— …якоже повелел Еси, создавый мя, и рекий ми: яко земля еси и в землю отыде-э-эши… — обращаясь к Небесам, святой отец вскинул голову, длинно посмотрел сквозь просветы ветвей в сентябрьскую синь, и на какой-то миг его ярко-зелёные глаза, будто слившись с вечностью, стали почти прозрачными.

— Как подумаю, что ей всего сорок восемь было, так мороз по коже. — Стараясь не глядеть на лицо Анны, Анфиса с трудом протолкнула застрявший в горле тугой, неподдающийся ком.

— Будет тебе. — Словно прочитав мысли жены, Григорий нащупал своими шершавыми, загрубевшими пальцами руку Анфисы и, слегка сжав ладонь, понимающе выдохнул: — Ты на себя-то всякую беду не примеряй, а не то она быстро в дом зачастит.

— Так ведь я Анны на пять лет старше, — сорвавшись с шёпота, голос Анфисы дрогнул.

— И что с того? Вон, поди ж ты, Салтычихе девяносто восемь, а может, и все сто давно, никто ведь не знает, — мотнув головой назад, куда-то в сторону деревни, Григорий недовольно насупился.

— И что?

— А ничего. Живёт себе потихоньку, сопит в две дырочки и помирать не торопится.

— Так то — Салтычиха, она и двести проживёт, такое барахло разве кому требуется? — Поправив на голове чёрный платок, Анфиса качнула головой и поджала губы.

— …а можи все человецы пойдём, надгробное рыдание, творящее песнь…

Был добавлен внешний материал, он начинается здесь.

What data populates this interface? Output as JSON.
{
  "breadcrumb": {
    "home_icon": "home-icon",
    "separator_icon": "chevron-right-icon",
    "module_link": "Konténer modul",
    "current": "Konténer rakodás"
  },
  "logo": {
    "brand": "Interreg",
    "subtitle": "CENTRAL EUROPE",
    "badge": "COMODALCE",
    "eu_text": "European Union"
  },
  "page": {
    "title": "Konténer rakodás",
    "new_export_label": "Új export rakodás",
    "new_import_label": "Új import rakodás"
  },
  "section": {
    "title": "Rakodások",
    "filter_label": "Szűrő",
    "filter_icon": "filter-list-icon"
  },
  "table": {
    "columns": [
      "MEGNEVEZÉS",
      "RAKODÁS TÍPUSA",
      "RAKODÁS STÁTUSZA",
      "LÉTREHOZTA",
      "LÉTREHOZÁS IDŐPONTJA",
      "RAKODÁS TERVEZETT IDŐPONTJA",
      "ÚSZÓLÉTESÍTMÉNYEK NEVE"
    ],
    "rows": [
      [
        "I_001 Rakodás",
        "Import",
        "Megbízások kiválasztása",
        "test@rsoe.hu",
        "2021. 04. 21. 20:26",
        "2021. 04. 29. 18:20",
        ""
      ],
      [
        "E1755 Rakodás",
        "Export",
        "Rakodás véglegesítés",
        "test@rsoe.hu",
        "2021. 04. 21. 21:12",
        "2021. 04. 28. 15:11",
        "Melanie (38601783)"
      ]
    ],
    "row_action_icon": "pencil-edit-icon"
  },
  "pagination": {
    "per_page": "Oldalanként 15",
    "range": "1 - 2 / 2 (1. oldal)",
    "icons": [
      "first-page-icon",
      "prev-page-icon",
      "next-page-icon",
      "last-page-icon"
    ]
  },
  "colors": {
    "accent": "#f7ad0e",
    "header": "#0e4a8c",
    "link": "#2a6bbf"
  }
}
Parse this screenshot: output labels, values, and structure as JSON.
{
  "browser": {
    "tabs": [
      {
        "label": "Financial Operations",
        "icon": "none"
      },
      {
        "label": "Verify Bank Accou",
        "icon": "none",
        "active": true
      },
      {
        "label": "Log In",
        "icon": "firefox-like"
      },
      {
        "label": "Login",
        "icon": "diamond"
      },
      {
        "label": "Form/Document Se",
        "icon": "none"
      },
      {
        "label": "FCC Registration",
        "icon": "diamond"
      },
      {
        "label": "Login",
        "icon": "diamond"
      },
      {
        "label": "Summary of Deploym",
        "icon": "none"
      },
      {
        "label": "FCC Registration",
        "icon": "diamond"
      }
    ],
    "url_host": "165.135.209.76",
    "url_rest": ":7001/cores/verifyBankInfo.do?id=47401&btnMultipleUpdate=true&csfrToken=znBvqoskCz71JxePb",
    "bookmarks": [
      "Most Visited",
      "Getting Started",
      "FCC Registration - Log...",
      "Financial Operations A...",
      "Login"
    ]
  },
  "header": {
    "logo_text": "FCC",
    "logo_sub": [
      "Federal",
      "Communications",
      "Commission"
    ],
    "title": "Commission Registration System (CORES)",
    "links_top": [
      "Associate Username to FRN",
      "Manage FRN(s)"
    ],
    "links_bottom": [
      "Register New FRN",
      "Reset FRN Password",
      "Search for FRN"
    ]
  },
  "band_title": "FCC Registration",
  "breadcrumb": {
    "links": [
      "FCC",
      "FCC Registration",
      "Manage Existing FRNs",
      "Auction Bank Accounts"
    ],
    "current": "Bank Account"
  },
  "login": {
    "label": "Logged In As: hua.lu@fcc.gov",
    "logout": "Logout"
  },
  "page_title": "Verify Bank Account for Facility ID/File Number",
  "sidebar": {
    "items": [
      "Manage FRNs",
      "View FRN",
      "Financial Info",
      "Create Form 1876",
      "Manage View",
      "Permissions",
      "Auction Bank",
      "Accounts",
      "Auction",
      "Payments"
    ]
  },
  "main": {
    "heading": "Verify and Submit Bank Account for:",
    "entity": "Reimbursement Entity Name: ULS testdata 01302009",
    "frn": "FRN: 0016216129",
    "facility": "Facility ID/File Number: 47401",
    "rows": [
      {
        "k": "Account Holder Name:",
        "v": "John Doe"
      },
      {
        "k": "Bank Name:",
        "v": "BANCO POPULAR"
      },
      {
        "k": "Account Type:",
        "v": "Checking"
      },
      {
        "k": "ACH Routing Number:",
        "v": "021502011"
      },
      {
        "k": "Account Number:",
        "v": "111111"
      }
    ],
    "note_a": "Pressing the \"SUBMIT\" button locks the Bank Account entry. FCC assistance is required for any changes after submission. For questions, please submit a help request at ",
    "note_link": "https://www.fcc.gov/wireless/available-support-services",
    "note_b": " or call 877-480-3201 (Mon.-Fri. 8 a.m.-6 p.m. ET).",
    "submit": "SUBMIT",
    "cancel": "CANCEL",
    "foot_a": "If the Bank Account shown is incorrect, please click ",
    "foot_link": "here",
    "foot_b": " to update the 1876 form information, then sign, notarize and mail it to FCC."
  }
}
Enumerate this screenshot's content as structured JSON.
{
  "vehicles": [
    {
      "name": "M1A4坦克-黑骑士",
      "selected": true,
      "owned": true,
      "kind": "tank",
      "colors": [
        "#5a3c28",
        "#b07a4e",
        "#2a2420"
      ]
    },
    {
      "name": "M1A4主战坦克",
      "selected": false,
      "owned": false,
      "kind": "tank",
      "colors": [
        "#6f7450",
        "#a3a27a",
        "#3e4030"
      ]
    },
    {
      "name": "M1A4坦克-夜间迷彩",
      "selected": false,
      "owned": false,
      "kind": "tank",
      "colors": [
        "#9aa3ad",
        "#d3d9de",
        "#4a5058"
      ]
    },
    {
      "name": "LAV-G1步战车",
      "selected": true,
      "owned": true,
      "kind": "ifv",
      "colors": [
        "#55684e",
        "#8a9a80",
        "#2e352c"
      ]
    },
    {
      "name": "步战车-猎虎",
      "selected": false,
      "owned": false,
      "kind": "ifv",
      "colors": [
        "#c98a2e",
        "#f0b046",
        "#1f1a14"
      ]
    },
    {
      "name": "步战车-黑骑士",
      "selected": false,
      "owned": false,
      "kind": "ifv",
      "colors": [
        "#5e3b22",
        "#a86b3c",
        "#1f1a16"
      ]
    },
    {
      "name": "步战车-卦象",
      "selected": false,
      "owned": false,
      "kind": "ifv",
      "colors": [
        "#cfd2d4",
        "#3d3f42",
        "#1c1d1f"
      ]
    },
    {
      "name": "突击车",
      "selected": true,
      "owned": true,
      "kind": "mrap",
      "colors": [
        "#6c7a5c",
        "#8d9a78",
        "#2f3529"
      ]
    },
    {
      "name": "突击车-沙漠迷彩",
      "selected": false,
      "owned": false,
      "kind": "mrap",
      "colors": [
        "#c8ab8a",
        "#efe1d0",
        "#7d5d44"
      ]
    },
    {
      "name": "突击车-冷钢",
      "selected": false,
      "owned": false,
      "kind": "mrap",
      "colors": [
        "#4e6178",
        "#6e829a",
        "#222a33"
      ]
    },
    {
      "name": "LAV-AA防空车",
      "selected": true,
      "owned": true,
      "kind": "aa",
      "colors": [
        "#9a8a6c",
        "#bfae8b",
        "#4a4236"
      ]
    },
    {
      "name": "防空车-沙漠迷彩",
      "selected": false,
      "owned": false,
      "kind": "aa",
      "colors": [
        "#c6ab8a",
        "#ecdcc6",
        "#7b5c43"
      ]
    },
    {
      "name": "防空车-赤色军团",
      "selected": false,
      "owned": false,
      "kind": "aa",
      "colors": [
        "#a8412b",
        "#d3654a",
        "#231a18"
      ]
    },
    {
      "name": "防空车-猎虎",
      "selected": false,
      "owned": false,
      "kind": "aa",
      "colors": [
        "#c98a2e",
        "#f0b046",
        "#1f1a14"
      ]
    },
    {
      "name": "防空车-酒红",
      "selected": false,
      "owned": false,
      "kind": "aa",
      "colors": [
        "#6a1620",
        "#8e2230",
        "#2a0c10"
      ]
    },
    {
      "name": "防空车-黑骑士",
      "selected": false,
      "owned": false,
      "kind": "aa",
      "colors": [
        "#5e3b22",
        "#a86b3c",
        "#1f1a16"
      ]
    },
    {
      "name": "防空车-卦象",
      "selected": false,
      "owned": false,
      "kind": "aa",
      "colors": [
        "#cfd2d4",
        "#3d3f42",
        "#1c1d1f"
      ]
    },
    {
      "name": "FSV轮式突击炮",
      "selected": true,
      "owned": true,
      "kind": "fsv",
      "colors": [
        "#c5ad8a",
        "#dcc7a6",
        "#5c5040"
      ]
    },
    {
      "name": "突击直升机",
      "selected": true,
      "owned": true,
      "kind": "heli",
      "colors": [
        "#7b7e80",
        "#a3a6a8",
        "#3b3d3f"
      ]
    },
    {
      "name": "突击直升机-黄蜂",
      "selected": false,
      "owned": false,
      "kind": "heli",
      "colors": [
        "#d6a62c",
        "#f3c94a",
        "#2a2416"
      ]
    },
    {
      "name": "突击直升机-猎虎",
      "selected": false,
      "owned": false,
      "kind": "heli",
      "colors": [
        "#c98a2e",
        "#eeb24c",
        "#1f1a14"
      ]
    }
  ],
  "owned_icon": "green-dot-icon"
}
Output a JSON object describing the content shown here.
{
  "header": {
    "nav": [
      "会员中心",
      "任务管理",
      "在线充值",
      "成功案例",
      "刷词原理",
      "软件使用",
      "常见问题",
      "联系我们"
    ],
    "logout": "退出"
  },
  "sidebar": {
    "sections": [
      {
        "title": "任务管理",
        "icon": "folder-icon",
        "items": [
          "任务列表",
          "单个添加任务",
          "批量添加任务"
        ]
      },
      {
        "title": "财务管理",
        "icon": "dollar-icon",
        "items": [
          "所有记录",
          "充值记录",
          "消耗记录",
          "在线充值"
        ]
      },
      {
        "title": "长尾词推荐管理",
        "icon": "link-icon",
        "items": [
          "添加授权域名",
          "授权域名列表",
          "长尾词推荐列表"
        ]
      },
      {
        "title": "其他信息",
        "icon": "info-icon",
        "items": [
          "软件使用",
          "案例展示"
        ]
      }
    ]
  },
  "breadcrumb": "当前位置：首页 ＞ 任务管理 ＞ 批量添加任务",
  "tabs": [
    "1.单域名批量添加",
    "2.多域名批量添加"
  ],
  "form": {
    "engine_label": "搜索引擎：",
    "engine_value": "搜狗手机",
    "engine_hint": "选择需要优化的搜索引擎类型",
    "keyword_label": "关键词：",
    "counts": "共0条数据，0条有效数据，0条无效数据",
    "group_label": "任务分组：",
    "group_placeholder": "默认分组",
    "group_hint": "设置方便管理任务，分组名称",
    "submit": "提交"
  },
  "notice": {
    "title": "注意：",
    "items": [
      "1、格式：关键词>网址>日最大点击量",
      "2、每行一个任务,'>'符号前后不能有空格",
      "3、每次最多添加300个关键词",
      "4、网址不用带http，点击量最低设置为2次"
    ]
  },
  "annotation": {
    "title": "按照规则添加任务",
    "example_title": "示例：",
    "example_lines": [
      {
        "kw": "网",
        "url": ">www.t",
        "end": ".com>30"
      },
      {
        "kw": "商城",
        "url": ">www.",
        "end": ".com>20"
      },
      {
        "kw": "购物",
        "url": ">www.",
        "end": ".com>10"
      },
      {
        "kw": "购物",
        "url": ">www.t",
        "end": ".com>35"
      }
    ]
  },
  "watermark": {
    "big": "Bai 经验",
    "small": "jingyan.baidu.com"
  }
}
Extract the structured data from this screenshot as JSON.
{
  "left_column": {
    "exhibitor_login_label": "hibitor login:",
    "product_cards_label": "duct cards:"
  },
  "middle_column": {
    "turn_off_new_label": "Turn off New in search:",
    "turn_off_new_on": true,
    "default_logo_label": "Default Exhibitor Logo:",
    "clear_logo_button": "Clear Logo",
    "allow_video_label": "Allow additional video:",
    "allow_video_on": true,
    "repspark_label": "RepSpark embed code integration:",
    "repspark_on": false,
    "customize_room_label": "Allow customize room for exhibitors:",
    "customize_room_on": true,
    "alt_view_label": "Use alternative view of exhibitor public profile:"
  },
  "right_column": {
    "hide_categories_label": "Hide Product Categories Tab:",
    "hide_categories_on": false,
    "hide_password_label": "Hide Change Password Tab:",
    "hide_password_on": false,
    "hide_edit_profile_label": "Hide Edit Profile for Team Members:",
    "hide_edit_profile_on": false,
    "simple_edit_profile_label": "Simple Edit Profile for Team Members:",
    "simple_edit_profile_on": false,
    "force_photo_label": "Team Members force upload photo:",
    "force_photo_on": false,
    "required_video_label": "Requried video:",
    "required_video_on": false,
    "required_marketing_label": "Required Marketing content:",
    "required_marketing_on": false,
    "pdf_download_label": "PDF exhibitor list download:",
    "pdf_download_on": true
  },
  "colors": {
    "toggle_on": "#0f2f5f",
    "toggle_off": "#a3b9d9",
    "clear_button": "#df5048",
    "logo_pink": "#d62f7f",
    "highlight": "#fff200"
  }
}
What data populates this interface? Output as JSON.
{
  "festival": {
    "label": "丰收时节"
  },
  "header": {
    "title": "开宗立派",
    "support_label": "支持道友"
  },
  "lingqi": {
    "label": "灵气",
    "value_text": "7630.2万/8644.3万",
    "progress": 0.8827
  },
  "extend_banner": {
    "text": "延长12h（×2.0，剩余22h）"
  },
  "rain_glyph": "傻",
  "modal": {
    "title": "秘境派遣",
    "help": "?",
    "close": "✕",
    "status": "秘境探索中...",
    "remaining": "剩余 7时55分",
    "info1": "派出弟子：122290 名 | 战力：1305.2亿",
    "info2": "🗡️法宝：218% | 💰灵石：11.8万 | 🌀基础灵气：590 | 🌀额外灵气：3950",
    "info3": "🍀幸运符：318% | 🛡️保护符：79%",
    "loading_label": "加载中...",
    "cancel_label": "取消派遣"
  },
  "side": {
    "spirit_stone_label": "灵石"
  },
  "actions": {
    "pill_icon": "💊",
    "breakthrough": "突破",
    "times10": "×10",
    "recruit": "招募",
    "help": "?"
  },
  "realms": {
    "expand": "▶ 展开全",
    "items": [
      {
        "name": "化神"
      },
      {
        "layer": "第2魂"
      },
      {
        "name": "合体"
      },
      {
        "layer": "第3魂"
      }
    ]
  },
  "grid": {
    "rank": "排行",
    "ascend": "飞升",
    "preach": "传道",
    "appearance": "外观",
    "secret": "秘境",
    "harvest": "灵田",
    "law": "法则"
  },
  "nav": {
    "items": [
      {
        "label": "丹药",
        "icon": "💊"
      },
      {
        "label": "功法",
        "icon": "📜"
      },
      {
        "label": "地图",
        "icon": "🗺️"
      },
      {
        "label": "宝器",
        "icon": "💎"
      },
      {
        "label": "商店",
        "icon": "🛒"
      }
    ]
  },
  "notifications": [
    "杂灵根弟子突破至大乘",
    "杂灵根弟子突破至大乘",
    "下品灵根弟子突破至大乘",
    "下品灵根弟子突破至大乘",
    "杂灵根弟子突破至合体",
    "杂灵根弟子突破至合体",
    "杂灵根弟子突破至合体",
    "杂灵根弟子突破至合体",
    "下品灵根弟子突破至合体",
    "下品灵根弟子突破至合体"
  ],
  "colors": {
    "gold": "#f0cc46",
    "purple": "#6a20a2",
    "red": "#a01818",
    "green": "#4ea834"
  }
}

— Зря наша Любанька на себя брюки нацепила, — скосив глаза на стоявшую поодаль дочь, Григорий напряжённо повёл шеей, — вон, вся деревня на неё таращится, словно на жирафа в зоопарке. Чёрт-те что и с боку бантик, уж могла бы на похороны, как положено, в юбке явиться! — Григорий, ловя осуждающие взгляды соседей в сторону Любы, низко нагнул голову, и Анфиса увидела, как под загорелой кожей на скулах мужа стали расплываться горячие пятна малиновой темноты.

— И чего ты к ней цепляешься, она же городская, у них в Москве все так ходят, — попыталась урезонить раскипятившегося мужа Анфиса.

— Машка тоже городская, однако на то, чтоб отца с матерью не позорить, ума хватило. — Сжав зубы, Шелестов заиграл желваками скул. Шурша засохшими зубчиками, плакали редкими золотыми слезами берёзы; поднимаясь к самому Богу, уносились в звонкую синь вечности слова заупокойной молитвы, а в ушах Григория, отдаваясь многократным эхом, плыли густые волны переполнявшего его стыда.

— Ты глянь, Гришка сейчас со сраму под землю ухнется! — толкая мужа в бок, многозначительно повела бровями Вера. — Ты видел, какую гадость на себя их Любка нацепила? Это же додуматься надо было!

— А ей идёт. — Архипов, сосед Шелестовых, покосившись на жену, представил свою упитанную половину в городском брючном наряде и еле удержался, чтобы не прыснуть со смеху. — А ты, Верк, сознайся, из зависти Любку чернишь? Небось сама была бы не прочь щегольнуть, да на твои окорока ни одне штаны не налазают?

— Ах ты, охальник ты эдакий! — чуть не поперхнулась от возмущения Вера. — Что ты такое говоришь? Да я бы никогда не насмелилась на похороны в портках заявиться, тем паче к свекрови!

— Какая ж она ей свекровь, когда её Кирюха на Марье женатый? — одёрнул жену Архипов.

— Да мало кто на ком женат, Любка ей внука родила, — резонно возразила та.

— Если бы не покойный Савелий, царство ему небесное, никогда бы Кирюха на Марье не женился, — вступил в разговор стоявший неподалёку Смердин.

— Кто б на ком женился, а кто — нет, — это ещё тот вопрос, — шевельнув приплюснутыми широкими ноздрями, приглашённый на похороны Филька, вдовый мужичок лет шестидесяти из соседней деревни, сипло хлюпнул носом. — Я вам так скажу: Кирюха — ещё тот жук, не позарься он на Машкино приданое, ничего б из ентой затеи с женитьбой, окромя фантиков, не вышло. Не таковский был Савелий, оглоблю ему в дышло, штоб единственного сына в распыл пустить.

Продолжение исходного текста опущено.